What I do there, not who I am there.
Mere moments after disembarking my AirNorth flight back to Dili I was in the terminal, laughing with a friend from the plane at how the surprising pace of the luggage belt was flinging suitcases all over the room. I passed through the creaky X-ray machine and hefted my case up onto the checking bench, where three idle staff members watched me try to explain to a guy why I had a blender and a copy of the Castle on DVD in my luggage, and reply to him that no, I wasn’t yet married, and that yes, I did have a boyfriend. Inevitably, “Is he Timorese?”
No one says hi on the street when you pass in Australia. Perhaps a polite smile.

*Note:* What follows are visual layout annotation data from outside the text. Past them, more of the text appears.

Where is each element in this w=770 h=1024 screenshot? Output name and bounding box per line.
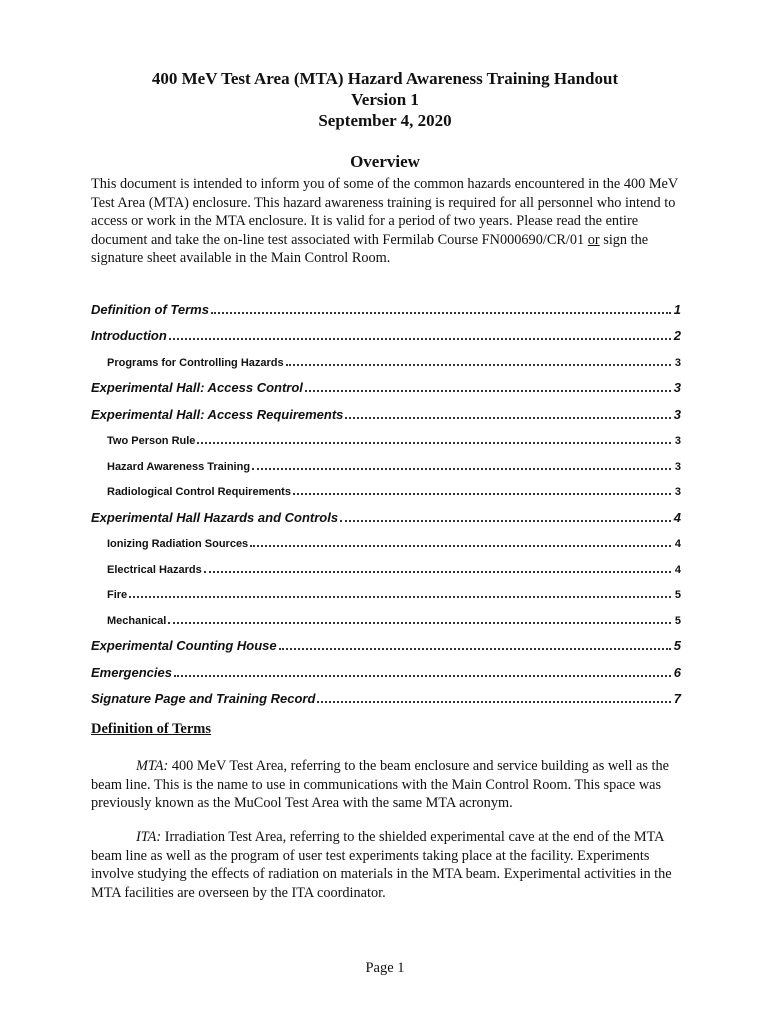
toc-entry-label: Electrical Hazards: [107, 563, 202, 576]
definition-text: Irradiation Test Area, referring to the shielded experimental cave at the end of the MTA beam line as well as the program of user test experiments taking place at the facility. Experiments involve studying the effects of radiation on materials in the MTA beam. Experimental activities in the MTA facilities are overseen by the ITA coordinator.: [91, 829, 672, 901]
definition-term: MTA:: [136, 758, 169, 774]
toc-entry-page: 3: [673, 380, 681, 395]
toc-entry[interactable]: [91, 369, 681, 396]
toc-entry-page: 3: [674, 356, 681, 369]
toc-entry[interactable]: [91, 525, 681, 551]
toc-entry[interactable]: [91, 395, 681, 422]
toc-entry[interactable]: [91, 550, 681, 576]
toc-leader-dots: [169, 337, 671, 340]
toc-leader-dots: [293, 492, 671, 495]
toc-entry-page: 1: [673, 301, 681, 317]
toc-leader-dots: [305, 389, 671, 392]
toc-entry-label: Fire: [107, 589, 128, 601]
toc-leader-dots: [204, 570, 671, 573]
toc-entry[interactable]: [91, 498, 681, 525]
toc-entry[interactable]: [91, 422, 681, 448]
toc-entry-page: 3: [674, 460, 681, 473]
toc-entry-label: Radiological Control Requirements: [107, 486, 291, 498]
page-number: Page 1: [365, 960, 405, 976]
document-version: Version 1: [351, 90, 419, 109]
toc-entry-page: 5: [674, 614, 681, 627]
definition-ita: [91, 828, 681, 902]
toc-entry-label: Signature Page and Training Record: [91, 691, 316, 706]
toc-entry[interactable]: [91, 290, 681, 317]
toc-entry-page: 4: [673, 509, 681, 525]
toc-leader-dots: [174, 674, 671, 677]
toc-leader-dots: [252, 467, 671, 470]
overview-heading: Overview: [350, 152, 420, 171]
overview-text-part1: This document is intended to inform you of some of the common hazards encountered in the 400 MeV Test Area (MTA) enclosure. This hazard awareness training is required for all personnel who intend to access or work in the MTA enclosure. It is valid for a period of two years. Please read the entire document and take the on-line test associated with Fermilab Course FN000690/CR/01: [91, 176, 678, 248]
document-date: September 4, 2020: [318, 111, 452, 130]
toc-entry-page: 2: [673, 328, 681, 343]
toc-entry[interactable]: [91, 601, 681, 627]
toc-leader-dots: [286, 363, 671, 366]
toc-entry-label: Introduction: [91, 328, 167, 343]
definitions-heading: Definition of Terms: [91, 721, 212, 737]
toc-entry-label: Emergencies: [91, 664, 172, 680]
definition-text: 400 MeV Test Area, referring to the beam enclosure and service building as well as the beam line. This is the name to use in communications with the Main Control Room. This space was previously known as the MuCool Test Area with the same MTA acronym.: [91, 758, 669, 811]
toc-entry-page: 3: [673, 406, 681, 422]
overview-paragraph: [91, 175, 691, 268]
document-title: 400 MeV Test Area (MTA) Hazard Awareness Training Handout: [151, 69, 619, 88]
toc-entry-label: Experimental Hall: Access Control: [91, 380, 303, 395]
toc-leader-dots: [211, 311, 671, 314]
overview-or-word: or: [587, 231, 600, 248]
toc-entry-label: Experimental Counting House: [91, 638, 277, 653]
table-of-contents: [91, 290, 681, 706]
toc-entry-page: 5: [673, 638, 681, 653]
toc-entry-page: 6: [673, 664, 681, 680]
toc-leader-dots: [250, 544, 671, 547]
toc-entry-label: Mechanical: [107, 614, 167, 627]
definition-term: ITA:: [136, 829, 162, 845]
toc-entry-page: 4: [674, 538, 681, 550]
toc-entry-label: Programs for Controlling Hazards: [107, 356, 284, 369]
toc-entry-label: Experimental Hall Hazards and Controls: [91, 509, 339, 525]
toc-entry-page: 7: [673, 691, 681, 706]
toc-entry-page: 5: [674, 589, 681, 601]
overview-text-part2: sign the signature sheet available in the Main Control Room.: [91, 231, 649, 266]
toc-entry-label: Ionizing Radiation Sources: [107, 538, 249, 550]
toc-leader-dots: [129, 595, 671, 598]
toc-entry[interactable]: [91, 317, 681, 344]
toc-leader-dots: [197, 441, 671, 444]
definition-mta: [91, 757, 681, 813]
toc-entry-page: 3: [674, 486, 681, 498]
toc-leader-dots: [279, 647, 671, 650]
toc-entry[interactable]: [91, 473, 681, 499]
toc-leader-dots: [317, 700, 671, 703]
toc-entry-label: Experimental Hall: Access Requirements: [91, 406, 344, 422]
toc-entry[interactable]: [91, 653, 681, 680]
toc-entry-label: Two Person Rule: [107, 435, 196, 447]
toc-leader-dots: [340, 519, 671, 522]
toc-entry-page: 4: [674, 563, 681, 576]
toc-entry[interactable]: [91, 627, 681, 654]
toc-entry-page: 3: [674, 435, 681, 447]
toc-leader-dots: [345, 416, 671, 419]
toc-leader-dots: [168, 621, 671, 624]
toc-entry[interactable]: [91, 680, 681, 707]
document-title-block: [0, 68, 770, 131]
toc-entry[interactable]: [91, 447, 681, 473]
toc-entry-label: Hazard Awareness Training: [107, 460, 251, 473]
toc-entry[interactable]: [91, 576, 681, 602]
toc-entry[interactable]: [91, 343, 681, 369]
toc-entry-label: Definition of Terms: [91, 301, 209, 317]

I crushed out into the glaring Dili afternoon sun and loaded my bags into the waiting car. We navigated out of the empty airport carpark and joined the swarming Comoro Road traffic. Horns and pulsar pulsar and a chicken strapped to a motorbike and there’s a new sign at Lita supermarket and there’s Maria standing on the corner!
Oof, it’s good to be back here.
I replied to my friend’s email in Darwin airport wondering whether home was more a state than a physical place, self-consciously asking whether that statement was a little woo-woo, but unprepared to have to define it. If Perth’s home, does it follow that Dili’s not?
I love Melbourne. Fiercely. I’ve loved beyond words my year living here. I love my suburb, my friends, long blacks, the bars and coffee shops and restaurants, swimming laps at the pool, $6 beers, riding my bike, my cake shop, the North Fitzroy library, my book club, my Oaktree, writing letters, terrace houses, baristas who know my name, beers in the Edinburgh Gardens, the strength of female friendship and the bravery and beauty of vulnerability and openness – the kind of life this city contrives for me; the kind of person it lets me be.
In Dili I lean into the fact that I’m foreign, clumsy and uncomfortable. I have few expectations about fitting in and I love the life this city lets me live.
My Mexican friend is right: it felt completely normal returning to Perth at the end of this blistering, hot, crazy, hard, uncomfortable, vibrant year. And right now, at the very beginning of a new year in which I have no idea what will happen – everything, from my job to my friends to the country I’m living in may change – all I know for certain is that come December 25, I’ll be joining my sisters in the pool on Christmas morning and taking a white wine from Dad as an aunt leans over the prawn basket to ask, “So Soph, what have you been UP to?” and Mum puts her carols CD on one more time.
Which lets me live as many lives in between as I choose.